Rat bone marrow mesenchymal stem cells differentiate into hepatocytes in vitro

Abstract

Aim: To investigate the mechanism and regulation of differentiation from bone marrow mesenchymal stem cells (MSCs) into hepatocytes and to find a new source of cell types for therapies of hepatic diseases.

Methods: MSCs were isolated by combining gradient density centrifugation with plastic adherence. The cells were cultured in osteogenic or adipogenic differentiation medium and determined by histochemical staining. MSCs were plated in plastic culture flasks that were not coated with components of extracellular matrix (ECM). When MSCs reached 70% confluence, they were cultured in low glucose Dulbecco's modified Eagle's medium supplemented with 10 mL/L fetal bovine serum, 20 ng/mL hepatocyte growth factor (HGF) and 10 ng/mL fibroblast growth factor-4 (FGF-4). The medium was changed every 3 d and stored for albumin, alpha-fetoprotein (AFP) and urea assay. Glycogen store of hepatocytes was determined by periodic acid-Schiff staining.

Results: By combining gradient density centrifugation with plastic adherence, we isolated a homogeneous population of cells from rat bone marrow and differentiated them into osteocytes and adipocytes. When MSCs were cultured with FGF-4 and HGF, approximately 56.6% of cells became small round and epithelioid on d 24 by morphology. Compared with the control, levels of AFP increased significantly from d 12 to 15.5+/-1.4 microg/L (t = 2.31, P<0.05) in MSCs cultured with FGF-4 and HGF, and were higher (46.2+/-1.5 microg/L) on d 21 (t = 41.926, P<0.01), then decreased to 24.8+/-2.2 microg/L on d 24 (t = 10.345, P<0.01). Albumin increased significantly on d 21 (t = 3.325, P<0.01) to 1.4+/-0.2 microg/mL, and to 2.1+/-0.7 microg/mL on d 24 (t = 3.646, P<0.01).

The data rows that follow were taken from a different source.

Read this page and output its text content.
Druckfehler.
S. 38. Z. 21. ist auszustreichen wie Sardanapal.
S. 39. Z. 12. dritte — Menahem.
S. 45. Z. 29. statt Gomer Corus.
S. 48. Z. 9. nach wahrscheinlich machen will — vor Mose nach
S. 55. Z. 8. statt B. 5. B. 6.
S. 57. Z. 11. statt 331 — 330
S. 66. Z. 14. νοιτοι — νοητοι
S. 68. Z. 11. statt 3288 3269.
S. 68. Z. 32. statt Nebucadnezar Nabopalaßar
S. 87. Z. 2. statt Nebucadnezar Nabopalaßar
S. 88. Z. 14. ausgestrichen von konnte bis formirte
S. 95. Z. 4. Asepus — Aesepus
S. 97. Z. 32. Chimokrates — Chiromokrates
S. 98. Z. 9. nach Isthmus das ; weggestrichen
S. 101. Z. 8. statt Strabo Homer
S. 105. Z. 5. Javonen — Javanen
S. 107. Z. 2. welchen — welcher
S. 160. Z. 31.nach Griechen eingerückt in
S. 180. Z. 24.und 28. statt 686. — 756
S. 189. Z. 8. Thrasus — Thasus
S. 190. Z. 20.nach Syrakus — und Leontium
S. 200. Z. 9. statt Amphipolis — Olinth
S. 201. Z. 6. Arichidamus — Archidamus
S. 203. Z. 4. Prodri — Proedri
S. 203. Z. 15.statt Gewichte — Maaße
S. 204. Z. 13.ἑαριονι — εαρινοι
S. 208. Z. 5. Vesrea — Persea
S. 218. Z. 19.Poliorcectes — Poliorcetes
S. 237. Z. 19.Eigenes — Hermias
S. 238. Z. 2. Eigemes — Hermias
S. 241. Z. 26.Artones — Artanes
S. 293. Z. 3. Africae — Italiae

Urea (2.3+/-0.4 mmol/L) was first detected on d 21 (t = 6.739, P<0.01), and continued to increase to 2.6+/-0.9 mmol/L on d 24 (t = 4.753, P<0.01). Glycogen storage was first seen on d 21.

Conclusion: The method combining gradient density centrifugation with plastic adherence can isolate MSCs. Rat MSCs may be differentiated into hepatocytes by FGF-4 and HGF. Cytokines may play a more important role in differentiation from rat MSCs into hepatocytes.

Figure 1

Different morphology and differentiation of rat MSCs. A: Morphology of rat MSCs stained with HE. The cells were fibroblast-like and grew as a whirlpool (×100); B: Appearance of osteocytes 21 d after induction. The positive cells were observed by stain for alkaline phosphatase. The gray parts were cytoplasm stained for alkaline phosphatase. The cells differentiated MSCs into osteocytes. The blue ones were nuclei stained with hematoxylin (×400); C: Oil red-O positive cells 6 d after adipogenic differentiation of rat MSCs. The red parts were lipid-rich vacuoles, the blue ones were nuclei stained with hematoxylin (×100); D: Cells stained by PAS. Glycogen storage was seen as accumulated magenta staining. The small round cells and epithelioid cells had magenta staining in the region (×200).